Artículo 5 de 10

El Fideicomisario
en la estructura jurídica del fideicomiso, es la persona física o moral que
recibe los beneficios del fideicomiso y que en congruencia con el artículo 382
de la Ley General de Títulos y Operaciones de Crédito, pueden ser
fideicomisarios aquellas personas que tengan la capacidad necesaria para
recibir el provecho que el fideicomiso implica.

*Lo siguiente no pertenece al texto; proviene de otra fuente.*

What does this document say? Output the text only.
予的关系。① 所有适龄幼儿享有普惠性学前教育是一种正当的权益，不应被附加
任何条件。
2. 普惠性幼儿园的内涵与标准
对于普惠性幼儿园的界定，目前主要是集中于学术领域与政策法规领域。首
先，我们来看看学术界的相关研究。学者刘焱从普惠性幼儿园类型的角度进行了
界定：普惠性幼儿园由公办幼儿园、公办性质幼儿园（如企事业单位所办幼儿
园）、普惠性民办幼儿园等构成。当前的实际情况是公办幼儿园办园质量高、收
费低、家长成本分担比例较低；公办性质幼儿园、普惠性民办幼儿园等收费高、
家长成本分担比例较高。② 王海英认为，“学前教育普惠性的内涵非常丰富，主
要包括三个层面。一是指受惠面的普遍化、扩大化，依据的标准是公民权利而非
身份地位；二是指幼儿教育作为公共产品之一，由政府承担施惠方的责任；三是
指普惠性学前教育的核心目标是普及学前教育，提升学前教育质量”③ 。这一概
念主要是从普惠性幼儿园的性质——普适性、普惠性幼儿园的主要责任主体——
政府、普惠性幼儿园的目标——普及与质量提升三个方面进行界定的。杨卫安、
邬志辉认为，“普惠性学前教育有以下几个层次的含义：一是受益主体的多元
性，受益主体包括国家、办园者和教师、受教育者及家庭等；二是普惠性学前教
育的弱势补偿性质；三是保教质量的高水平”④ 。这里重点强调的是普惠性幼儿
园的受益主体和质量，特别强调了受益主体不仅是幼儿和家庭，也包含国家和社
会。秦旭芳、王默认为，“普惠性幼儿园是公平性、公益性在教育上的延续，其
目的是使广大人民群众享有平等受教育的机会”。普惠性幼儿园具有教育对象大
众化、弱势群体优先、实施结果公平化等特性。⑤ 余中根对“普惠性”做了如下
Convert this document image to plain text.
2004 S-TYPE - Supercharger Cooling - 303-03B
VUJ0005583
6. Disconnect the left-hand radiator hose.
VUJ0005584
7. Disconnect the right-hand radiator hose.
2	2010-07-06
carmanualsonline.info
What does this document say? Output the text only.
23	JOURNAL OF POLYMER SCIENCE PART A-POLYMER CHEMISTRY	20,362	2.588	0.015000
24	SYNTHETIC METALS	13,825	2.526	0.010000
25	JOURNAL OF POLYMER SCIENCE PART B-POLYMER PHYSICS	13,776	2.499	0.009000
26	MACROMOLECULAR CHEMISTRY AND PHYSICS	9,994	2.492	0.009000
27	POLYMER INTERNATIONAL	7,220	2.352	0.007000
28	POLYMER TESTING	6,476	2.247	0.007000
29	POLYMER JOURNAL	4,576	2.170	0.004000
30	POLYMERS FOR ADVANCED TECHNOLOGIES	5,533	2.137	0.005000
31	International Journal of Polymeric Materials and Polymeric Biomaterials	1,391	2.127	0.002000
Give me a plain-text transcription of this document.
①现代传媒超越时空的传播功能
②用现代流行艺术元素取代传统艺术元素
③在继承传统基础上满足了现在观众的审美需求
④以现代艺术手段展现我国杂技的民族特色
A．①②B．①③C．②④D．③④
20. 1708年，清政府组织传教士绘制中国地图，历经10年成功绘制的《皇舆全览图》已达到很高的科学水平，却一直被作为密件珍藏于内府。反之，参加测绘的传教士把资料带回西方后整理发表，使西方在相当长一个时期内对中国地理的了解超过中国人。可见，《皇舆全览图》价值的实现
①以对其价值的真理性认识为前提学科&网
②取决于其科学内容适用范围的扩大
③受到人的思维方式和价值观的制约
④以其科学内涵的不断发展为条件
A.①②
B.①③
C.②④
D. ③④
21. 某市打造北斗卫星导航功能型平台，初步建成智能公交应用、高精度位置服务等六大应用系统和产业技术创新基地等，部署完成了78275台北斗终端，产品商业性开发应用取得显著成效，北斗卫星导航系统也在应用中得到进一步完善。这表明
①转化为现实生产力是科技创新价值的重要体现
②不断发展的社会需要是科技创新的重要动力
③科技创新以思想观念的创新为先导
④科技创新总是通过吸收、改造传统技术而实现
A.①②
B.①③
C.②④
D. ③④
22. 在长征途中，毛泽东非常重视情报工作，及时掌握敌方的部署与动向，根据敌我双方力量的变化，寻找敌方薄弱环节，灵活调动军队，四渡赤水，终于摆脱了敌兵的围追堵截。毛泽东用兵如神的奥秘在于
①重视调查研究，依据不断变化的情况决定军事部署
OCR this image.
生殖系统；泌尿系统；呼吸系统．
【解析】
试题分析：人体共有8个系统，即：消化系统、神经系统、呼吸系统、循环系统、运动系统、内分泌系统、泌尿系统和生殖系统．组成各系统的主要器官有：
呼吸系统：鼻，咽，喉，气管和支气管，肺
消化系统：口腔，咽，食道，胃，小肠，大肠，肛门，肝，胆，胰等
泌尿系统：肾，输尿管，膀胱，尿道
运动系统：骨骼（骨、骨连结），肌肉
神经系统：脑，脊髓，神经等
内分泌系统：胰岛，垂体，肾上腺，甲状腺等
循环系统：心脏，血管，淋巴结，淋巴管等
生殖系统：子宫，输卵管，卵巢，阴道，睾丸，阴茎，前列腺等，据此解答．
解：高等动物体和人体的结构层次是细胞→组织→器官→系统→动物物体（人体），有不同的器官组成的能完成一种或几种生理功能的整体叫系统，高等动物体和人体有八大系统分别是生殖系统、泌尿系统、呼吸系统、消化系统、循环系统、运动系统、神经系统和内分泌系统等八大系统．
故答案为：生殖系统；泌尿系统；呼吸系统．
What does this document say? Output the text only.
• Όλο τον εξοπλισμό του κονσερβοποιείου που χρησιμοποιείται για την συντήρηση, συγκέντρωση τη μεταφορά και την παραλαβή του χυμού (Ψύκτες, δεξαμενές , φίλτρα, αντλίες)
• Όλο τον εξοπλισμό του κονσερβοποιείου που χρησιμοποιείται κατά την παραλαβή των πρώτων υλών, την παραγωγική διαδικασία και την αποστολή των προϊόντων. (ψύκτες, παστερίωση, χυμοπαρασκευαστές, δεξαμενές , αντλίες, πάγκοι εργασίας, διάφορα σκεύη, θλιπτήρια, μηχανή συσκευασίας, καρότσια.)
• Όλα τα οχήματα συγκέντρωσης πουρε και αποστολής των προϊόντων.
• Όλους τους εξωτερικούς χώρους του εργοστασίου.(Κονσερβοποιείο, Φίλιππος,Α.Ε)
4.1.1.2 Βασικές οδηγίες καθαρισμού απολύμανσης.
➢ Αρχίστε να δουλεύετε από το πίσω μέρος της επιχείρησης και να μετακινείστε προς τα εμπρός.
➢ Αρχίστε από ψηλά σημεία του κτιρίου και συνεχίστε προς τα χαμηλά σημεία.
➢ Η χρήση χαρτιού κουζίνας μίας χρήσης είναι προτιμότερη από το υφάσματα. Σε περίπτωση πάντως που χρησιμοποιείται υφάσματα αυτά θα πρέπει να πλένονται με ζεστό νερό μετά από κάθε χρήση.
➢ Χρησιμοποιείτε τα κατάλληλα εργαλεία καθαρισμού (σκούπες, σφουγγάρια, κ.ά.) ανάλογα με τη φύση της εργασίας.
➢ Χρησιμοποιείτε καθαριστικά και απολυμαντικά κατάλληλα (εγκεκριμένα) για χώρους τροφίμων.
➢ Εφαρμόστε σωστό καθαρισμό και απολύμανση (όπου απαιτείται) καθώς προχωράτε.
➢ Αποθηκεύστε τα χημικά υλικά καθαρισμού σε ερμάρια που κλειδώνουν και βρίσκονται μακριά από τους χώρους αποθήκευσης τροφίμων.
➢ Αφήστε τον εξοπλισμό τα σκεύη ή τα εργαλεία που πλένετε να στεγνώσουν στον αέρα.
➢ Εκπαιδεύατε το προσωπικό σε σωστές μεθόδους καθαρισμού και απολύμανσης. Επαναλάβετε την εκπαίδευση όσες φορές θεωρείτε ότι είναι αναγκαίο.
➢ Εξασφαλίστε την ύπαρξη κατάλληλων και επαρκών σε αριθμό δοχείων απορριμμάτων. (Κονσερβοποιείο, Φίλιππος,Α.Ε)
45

Es decir que el fideicomisario
tenga capacidad jurídica de goce y de ejercicio para recibir dicho beneficio.

La capacidad de
goce se describe, como, la aptitud para ser titular de derechos y obligaciones
y la capacidad de ejercicio supone la posibilidad jurídica en el sujeto,
persona física o personal moral, de hacer valer directamente sus derechos, de
celebrar en nombre propio actos jurídicos, de contraer y cumplir con sus
obligaciones, además de ser capaz de ejercitar acciones conducentes necesarias ante
los tribunales.

El fideicomisario
podrá ser designado por el fideicomitente en el acto constitutivo del fideicomiso
o en un acto posterior, asimismo, es conveniente señalar que en su artículo 383
de la Ley General de Títulos y Operaciones de Crédito, indica que el fideicomitente
puede asignar varios fideicomisarios para que reciban simultáneamente o
sucesivamente el provecho del fideicomiso, salvo en aquellos fideicomisos en
los cuales el beneficio se conceda a diversas personas sucesivamente que deban
sustituirse por muerte del anterior, excepto en el caso de que la substitución
se realice en favor de personas que estén vivas o concebidas ya, a la muerte
del fideicomitente.

Cuando sean dos o
más fideicomisarios y deba de consultarse su voluntad, en cuanto no esté
previsto en el fideicomiso, las decisiones se tomaran por mayoría de votos
computados por representaciones y no por persona. En caso de empate, decidirá
el juez de primera instancia del lugar del domicilio del fiduciario.

Ahora bien de conformidad
con lo dispuesto en el artículo 390 de la Ley General de Títulos y Operaciones
de Crédito, el fideicomisario tendrá, además de los derechos que se le concedan
por virtud del acto constitutivo del fideicomiso, los siguientes:

El de exigir su cumplimiento a la institución fiduciaria.

El de atacar la validez de los actos que ésta cometa en su perjuicio de mala fe o en exceso de
las facultades que por virtud del acto constitutivo o de la Ley le corresponda.

Cuando ello sea procedente, el de reivindicar los bienes que a consecuencia de esos actos hayan
salido del patrimonio objeto del fideicomiso.